In any event, the three should have gotten before a jury. There never should have been a plea bargain, especially one that saw the charges dropped all the way to manslaughter and a 10-year sentence.
Buttazoni committed the three to trial for first-degree murder on the basis of the evidence the Crown presented, as well as addressing the confinement issue in regard to that charge.
If the case had gone to trial and the three had been convicted of first-degree murder, they would have had to serve a minimum 25 years before becoming eligible for parole; if they had been convicted of second-degree murder, they would have had to serve a minimum 10 years, more at the discretion of the judge.
Upon their eventual release on either charge they would be placed on parole for the rest of their natural lives, something that is not the case when having completed a sentence for manslaughter.
The chief made no secret that he was not in favour of the plea bargain.
He said in a formal statement after it was announced that “we, as a Police Service, are as disappointed with today’s outcome as is the Hallam family.”
And the Canadian Press reported the chief as saying his force only found out about the plea deal after officers who were escorting the accused to and from their court appearances overheard them discussing it.
“We were hearing these rumours and we were asking the Crown if there was a resolution in the works and we were told there was no deal,” Keetch said.
After repeated questioning, Keetch said, the Crown’s regional office finally admitted that Mitchell, Mearow and Jocko would plead to lesser charges. Keetch said he was told the plea deal was first suggested after prosecutors from outside the area were asked to weigh in on the case.
He said he was going to meet with the provincial Attorney General’s office to discuss why his lead investigators were shut out of the negotiations and why prosecutors denied a deal was in the works.
“We’ll live with the decision, but I want to see the process change for the future so the circumstances that led up to the resolution to this case doesn’t happen again,” Keetch said. “I’m looking to effect policy and/or procedural change.”
He told me he didn’t have much of an update regarding his suggestion regarding a ‘third party independent review.’
“I am awaiting an opportunity to meet with the Assistant Deputy Minister (James Cornish) from the Ministry of the Attorney General,” he said.
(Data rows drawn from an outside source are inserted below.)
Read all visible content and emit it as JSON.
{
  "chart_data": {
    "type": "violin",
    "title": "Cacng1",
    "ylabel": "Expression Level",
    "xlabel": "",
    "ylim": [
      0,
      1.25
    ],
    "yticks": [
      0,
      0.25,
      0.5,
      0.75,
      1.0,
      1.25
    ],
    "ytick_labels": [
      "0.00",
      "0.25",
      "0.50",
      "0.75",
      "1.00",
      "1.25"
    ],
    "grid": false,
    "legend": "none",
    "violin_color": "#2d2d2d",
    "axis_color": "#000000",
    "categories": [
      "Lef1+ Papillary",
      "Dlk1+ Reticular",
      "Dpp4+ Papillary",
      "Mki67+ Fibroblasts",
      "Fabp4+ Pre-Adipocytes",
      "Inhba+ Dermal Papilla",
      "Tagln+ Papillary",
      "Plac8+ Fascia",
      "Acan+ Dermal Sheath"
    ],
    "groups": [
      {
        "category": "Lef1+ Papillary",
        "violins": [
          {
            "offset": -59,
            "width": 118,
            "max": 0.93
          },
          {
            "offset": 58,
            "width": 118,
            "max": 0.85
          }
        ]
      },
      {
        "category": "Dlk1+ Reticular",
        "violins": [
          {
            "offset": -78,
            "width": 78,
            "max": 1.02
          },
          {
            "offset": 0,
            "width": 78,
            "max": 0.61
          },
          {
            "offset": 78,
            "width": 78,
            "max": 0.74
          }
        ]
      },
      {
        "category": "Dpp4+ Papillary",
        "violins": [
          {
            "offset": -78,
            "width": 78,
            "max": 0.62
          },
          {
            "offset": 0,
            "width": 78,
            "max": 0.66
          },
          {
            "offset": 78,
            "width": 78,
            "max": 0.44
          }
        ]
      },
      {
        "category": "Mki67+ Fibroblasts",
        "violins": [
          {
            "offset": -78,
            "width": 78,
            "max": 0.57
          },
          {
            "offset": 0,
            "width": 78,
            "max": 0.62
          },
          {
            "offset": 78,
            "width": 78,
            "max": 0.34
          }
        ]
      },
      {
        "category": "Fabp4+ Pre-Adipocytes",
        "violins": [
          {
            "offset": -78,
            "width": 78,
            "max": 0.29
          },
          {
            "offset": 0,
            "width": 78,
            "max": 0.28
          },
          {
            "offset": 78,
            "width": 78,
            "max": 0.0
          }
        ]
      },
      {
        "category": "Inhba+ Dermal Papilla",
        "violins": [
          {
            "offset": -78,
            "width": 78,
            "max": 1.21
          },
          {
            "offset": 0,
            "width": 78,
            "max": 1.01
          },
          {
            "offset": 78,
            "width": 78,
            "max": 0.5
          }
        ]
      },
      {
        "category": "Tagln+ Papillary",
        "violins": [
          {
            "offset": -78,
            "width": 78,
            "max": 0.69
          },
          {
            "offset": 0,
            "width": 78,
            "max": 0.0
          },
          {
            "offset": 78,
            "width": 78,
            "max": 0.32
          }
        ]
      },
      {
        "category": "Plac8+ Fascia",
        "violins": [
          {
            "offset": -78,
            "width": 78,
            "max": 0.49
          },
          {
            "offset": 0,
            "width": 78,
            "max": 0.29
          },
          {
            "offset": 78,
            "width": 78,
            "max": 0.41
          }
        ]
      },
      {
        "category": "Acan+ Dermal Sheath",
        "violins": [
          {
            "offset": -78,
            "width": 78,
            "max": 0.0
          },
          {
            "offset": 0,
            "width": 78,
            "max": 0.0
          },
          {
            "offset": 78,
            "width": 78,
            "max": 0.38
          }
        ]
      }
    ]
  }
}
“I emailed him as a follow-up to his offer to meet and was reassured that he is presently reviewing the circumstances regarding the Hallam plea arrangement and that he still intended to meet with myself and the Commissioner of the OPP.”
The Canadian Press story also said the chief had taken issue with the agreed statement of facts that was read when the plea deal was presented to McMillan.
“There is significant differences in the sense of the evidence we gathered and what was presented in court,” he said, but would not comment further.
I think the worry for many is that these three will be walking the streets of this city within two years, possibly with some payback in mind for those who courageously took the witness stand in the preliminary hearing.
The Mearow family, especially his sister, Chieanne Ainslie, as reported by Steffanie Petroni, editor of this site, want him to remain in rather than get out.
They recognize the danger he represents; it is too bad the Crown didn’t.